J´avais pour projet de balancer mes dernières réflexions sur un sujet susceptible d´être intéressant pour une frange de la population plus conséquente qu´usuellement . Effectivement, depuis que j´ai emménagé ici, le fait de vivre en colocation me permet de regarder des films d´horreur. Parce que, ne nous leurrons pas : j´essaye de renvoyer une image un minimum badass pour compenser ma passion des chatons, j´ai abandonné les claques au profit des coups de poings depuis quelques années et je bois mon whisky pur comme un cow-boy, mais en vrai, je suis une méga trouillarde. Du genre à regarder dans mon placard le soir avant de me coucher. Voire, à dormir avec la lumière allumée. Je ne crois pas au surnaturel, parce que je refuse d´y croire, parce que ça fait peur. Mais en même temps, j´aime avoir peur. D´oú, problème. Pendant mes deux premières années de fac, quand j´habitais seule, je ne pouvais même pas écouter Varèse le soir, c´est dire. Mais ensuite, vu que jusqu´à mon départ pour la meilleure ville du monde j´avais régulièrement  à disposition des bras virils dans lesquels me réfugier si j´avais abusé de pages creepy sur les maisons hantées, je suis progressivement tombée dedans - la grande, la merveilleuse, la magnifique Jack Parker de Madmoizelle et ses vidéos ayant achevé le travail. Et maintenant, c´est foutu, la présence rassurante de mes colocs et la fréquentation de personnes partageant mon affection pour le glauque m´ont transformé en cette créature hybride qui m´a toujours énervée, la meuf qui regarde des films d´horreurs avec une main devant les yeux, un jeu digital subtil permettant de cacher alternativement les parties de l´écran  il y a un truc qui fait peur (merci aux quelques années de piano au conservatoire m´ayant permis d´aquérir cette dextérité). 

Alors fatalement, on a fini par regarder le film dont la bande-annonce m´a tellement fait flipper que je mourrais d´envie de le voir. Insidious. Même si ma technique m´a permis d´éviter des détails qui m´auraient sûrement traumatisés à vie, j´ai vu une grande partie, à cause de laquelle je suis à présent partagée entre voir le 2 le plus vite possible parce que c´est absolument génial, et appeler ma maman pour qu´elle me raconte l´histoire des trois chatons qui ont perdu leurs gants (ce sera le sujet d´un autre récit passionnant, ce livre étant un gros point d´interrogation dans mon enfance - spoiler : les chatons ont besoin de leurs gants pour manger des gâteaux et des bonbons. Les auteurs de livres pour enfants sont des drogués) jusqu´à ce que j´arrête d´avoir peur. 

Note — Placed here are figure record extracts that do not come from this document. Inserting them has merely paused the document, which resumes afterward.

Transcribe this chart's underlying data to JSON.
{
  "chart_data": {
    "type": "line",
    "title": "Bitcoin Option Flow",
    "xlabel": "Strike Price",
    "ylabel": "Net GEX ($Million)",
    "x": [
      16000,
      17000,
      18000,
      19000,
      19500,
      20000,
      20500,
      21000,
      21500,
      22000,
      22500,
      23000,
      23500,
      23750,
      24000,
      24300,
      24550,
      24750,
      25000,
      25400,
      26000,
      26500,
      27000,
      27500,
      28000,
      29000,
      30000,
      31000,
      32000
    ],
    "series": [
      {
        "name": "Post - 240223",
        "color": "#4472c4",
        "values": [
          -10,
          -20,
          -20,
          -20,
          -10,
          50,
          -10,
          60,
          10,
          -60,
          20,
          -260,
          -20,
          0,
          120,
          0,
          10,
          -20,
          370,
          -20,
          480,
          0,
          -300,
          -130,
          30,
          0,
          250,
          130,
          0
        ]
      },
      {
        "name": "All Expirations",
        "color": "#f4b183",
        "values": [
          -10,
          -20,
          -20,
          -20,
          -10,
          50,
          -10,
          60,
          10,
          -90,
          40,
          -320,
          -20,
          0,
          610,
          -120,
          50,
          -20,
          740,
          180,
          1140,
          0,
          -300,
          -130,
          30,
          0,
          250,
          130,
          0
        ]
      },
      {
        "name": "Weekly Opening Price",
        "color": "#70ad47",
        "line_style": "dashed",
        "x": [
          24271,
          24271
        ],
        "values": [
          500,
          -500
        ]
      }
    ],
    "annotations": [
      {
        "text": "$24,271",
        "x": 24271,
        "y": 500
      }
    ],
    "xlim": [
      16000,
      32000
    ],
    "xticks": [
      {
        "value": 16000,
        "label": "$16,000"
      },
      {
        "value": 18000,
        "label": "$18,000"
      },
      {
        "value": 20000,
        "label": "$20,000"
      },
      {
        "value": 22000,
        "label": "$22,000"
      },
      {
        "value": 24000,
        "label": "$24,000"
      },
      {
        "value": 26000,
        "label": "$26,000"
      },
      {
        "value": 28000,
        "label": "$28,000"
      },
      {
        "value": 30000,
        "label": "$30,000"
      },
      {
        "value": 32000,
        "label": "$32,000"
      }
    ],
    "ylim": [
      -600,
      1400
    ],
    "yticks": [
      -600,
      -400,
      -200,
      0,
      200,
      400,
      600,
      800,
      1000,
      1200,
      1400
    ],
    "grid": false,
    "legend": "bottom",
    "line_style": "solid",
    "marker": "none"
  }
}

Mais en quoi cela concerne-t-il mes lecteurs friands de vulgarisation musicologique? Ahah. On a tendance à considérer le cinéma d´horreur comme un sous-genre moins intéressant que le Vrai Grand Cinéma. Ce qui est en quelque sorte logique, vu qu´il ne s´adresse pas à tout le monde - quand à trouver quel genre s´adresse vraiment à tout le monde, ceci est une autre question, et comme je suis une bite en culture cinématographique, je n´essayerai pas d´y répondre. Pourtant c´est un genre riche, avec ses codes, ses classiques, ses acteurs. Comme le porno, tiens. Mais c´est pas le film familial du dimanche. Ceci dit, si l´autre choix était Bienvenue chez les Ch´tis, je ne sais pas ce qui est mieux pour le développement des enfants. Bref. Du coup, c´est un pan de culture sur lequel on aura moins facilement tendance à se pencher quand on veut se contenter de la culture cinématographique de base. C´est un peu comme dans mes cours d´histoire de la musique de licence, dont le but était de nous donner une base culturelle assez large dans le domaine, et dont la ligne directrice était par conséquent la musique dite "classique" dans le sens "rayon classique de la fnac", ce qui va environ du chant grégorien à la musique électroacoustique en passant par mon pré-romantisme vénéré, ce qui nous a forcé à passer à coté du développement de genres musicaux non moins intéressants (très peu de musique populaire hors réutilisation de matériau populaire dans la musique classique) mais ne rentrant pas dans le cadre fixé; normal, déjà qu´en traversant environ 11 siècles en trois ans on a plus que survolé pas mal de choses, on est resté dans le basique. Parenthèse, après ça, faire un M2 Musicologie à Vienne c´est la fête du slip, j´ai pu avoir des cours sur le disco allemand, les bardes écossais, la dévotion mariale ou la pornographie dans l´opérette, et je réalise qu´en n´ayant qu´une seule vie je n´aurai probablement même pas entendu un dixième de ce qui a fait l´histoire de la musique; c´est un peu comme prendre conscience de la taille de l´univers mais en moins effrayant.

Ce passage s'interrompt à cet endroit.